# LR parser
LR parser is a bottom-up parser that can parse context-free languages in linear time,
i.e. it reads input tokens, contatenates them into AST nodes in hope to build tree at the end.
This notebook contains an implementation of LR(0) parser according to the Dragon Book.

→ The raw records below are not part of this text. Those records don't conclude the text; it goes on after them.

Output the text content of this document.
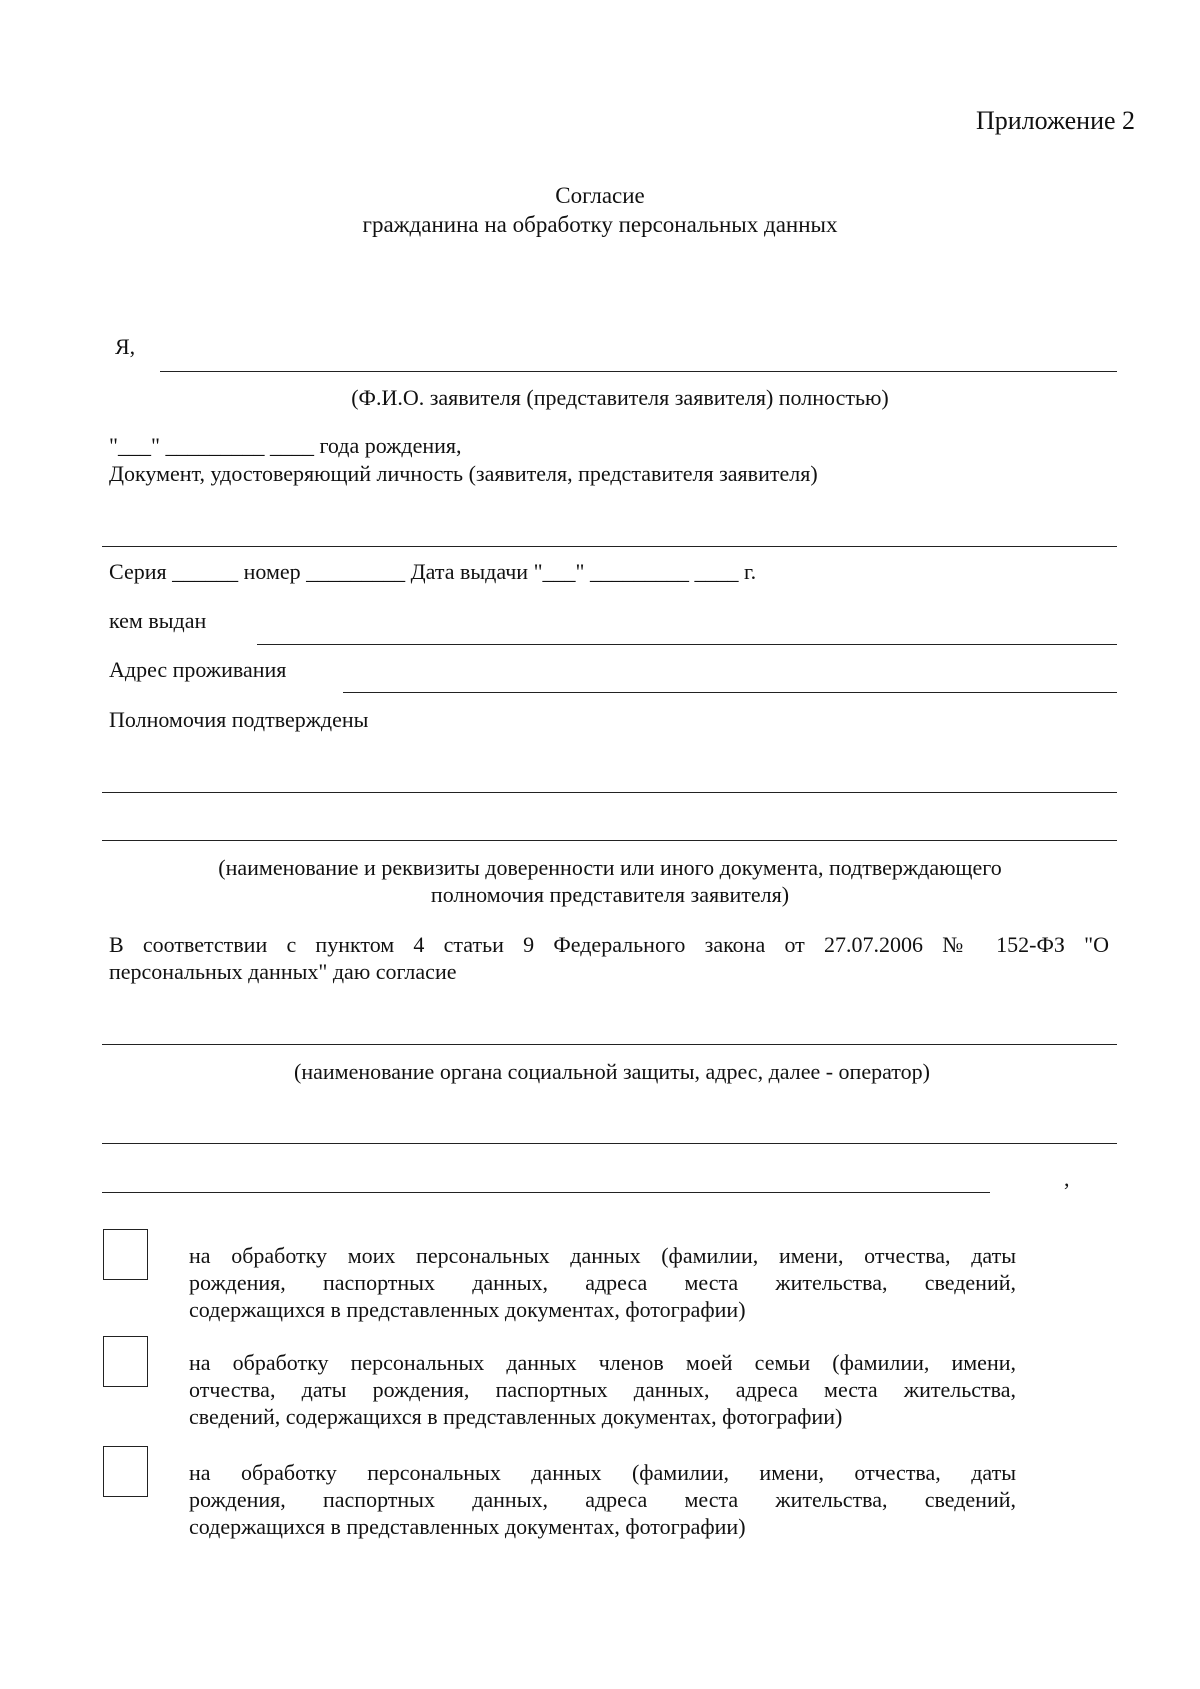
Приложение 2
Согласие
гражданина на обработку персональных данных
Я,
(Ф.И.О. заявителя (представителя заявителя) полностью)
"___" _________ ____ года рождения,
Документ, удостоверяющий личность (заявителя, представителя заявителя)
Серия ______ номер _________ Дата выдачи "___" _________ ____ г.
кем выдан
Адрес проживания
Полномочия подтверждены
(наименование и реквизиты доверенности или иного документа, подтверждающего
полномочия представителя заявителя)
В соответствии с пунктом 4 статьи 9 Федерального закона от 27.07.2006 № 152-ФЗ "О
персональных данных" даю согласие
(наименование органа социальной защиты, адрес, далее - оператор)
,
на обработку моих персональных данных (фамилии, имени, отчества, даты
рождения, паспортных данных, адреса места жительства, сведений,
содержащихся в представленных документах, фотографии)
на обработку персональных данных членов моей семьи (фамилии, имени,
отчества, даты рождения, паспортных данных, адреса места жительства,
сведений, содержащихся в представленных документах, фотографии)
на обработку персональных данных (фамилии, имени, отчества, даты
рождения, паспортных данных, адреса места жительства, сведений,
содержащихся в представленных документах, фотографии)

### Source context-free grammar
I use this CFG as example(I took it from [wikipedia](https://en.wikipedia.org/wiki/LR_parser#Additional_example_1+1)):

In [1]:
grammar_source = """
    E → E * B
    E → E + B
    E → B
    B → 0
    B → 1
"""

This context-free grammar desribes context-free language that contains these sentences/words:
    
    0, 1, 0*1, 1+0, 1*1, 0+0, 1+1*1, 1+0*0+1+0*0*0*1
It is ok to change the `grammar_source` to another grammar: the code will handle it correctly.

### Parse rules

In [2]:
def parse_rules(source):
    rules = []
    for rule in source.strip().split("\n"):
        variable, body = rule.strip().split(" → ")
        rules.append((variable, tuple(body.split(" "))))
    return rules
rules = parse_rules(grammar_source)
print("\n".join(f"{variable} → {' '.join(body)}" for variable, body in rules))

E → E * B
E → E + B
E → B
B → 0
B → 1


### Derive variables, terminals, start symbol from rules
Mathematically speaking we [should](https://en.wikipedia.org/wiki/Context-free_grammar#Formal_definitions) specify variables, terminals, rules and start symbol in order to call it a grammar,
but I too lazy for that. So instead I wrote a function `derive_symbols()` to derive all these things from rules.

In [3]:
def derive_symbols(rules):
    symbols = set()
    for variable, body in rules:
        symbols.add(variable)
        symbols.update(set(body))
    variables = {variable for variable, body in rules}
    terminals = symbols - variables
    start = rules[0][0]
    return variables, terminals, start
variables, terminals, start = derive_symbols(rules)
print(f"{variables=}\n{terminals=}\n{start=}")

variables={'E', 'B'}
terminals={'0', '*', '+', '1'}
start='E'


On second thought I am too lazy to bring all four variables(variables, terminals, rules, start) everywhere,
so it makes sence to implement the `Grammar` class according to its [mathematical definition](https://en.wikipedia.org/wiki/Context-free_grammar#Formal_definitions).

In [4]:
import dataclasses
@dataclasses.dataclass(frozen=True)
class Grammar:
    variables: set[str]
    terminals: set[str]
    rules: list[(str, tuple[str])]
    start: str
        
    def __str__(self):
        s = "start symbol: " + self.start + "\n"
        s += "variables: " + ", ".join(map(str, self.variables)) + "\n"
        s += "terminals: " + ", ".join(map(repr, self.terminals)) + "\n"
        rules = [f"{var} → {' '.join(body)}" for var, body in self.rules]
        return s + "rules:\t" + "\n\t".join(rules) + "\n"
    
    def __hash__(self):
        return id(self)
grammar = Grammar(variables, terminals, rules, start)
print(grammar)

start symbol: E
variables: E, B
terminals: '0', '*', '+', '1'
rules:	E → E * B
	E → E + B
	E → B
	B → 0
	B → 1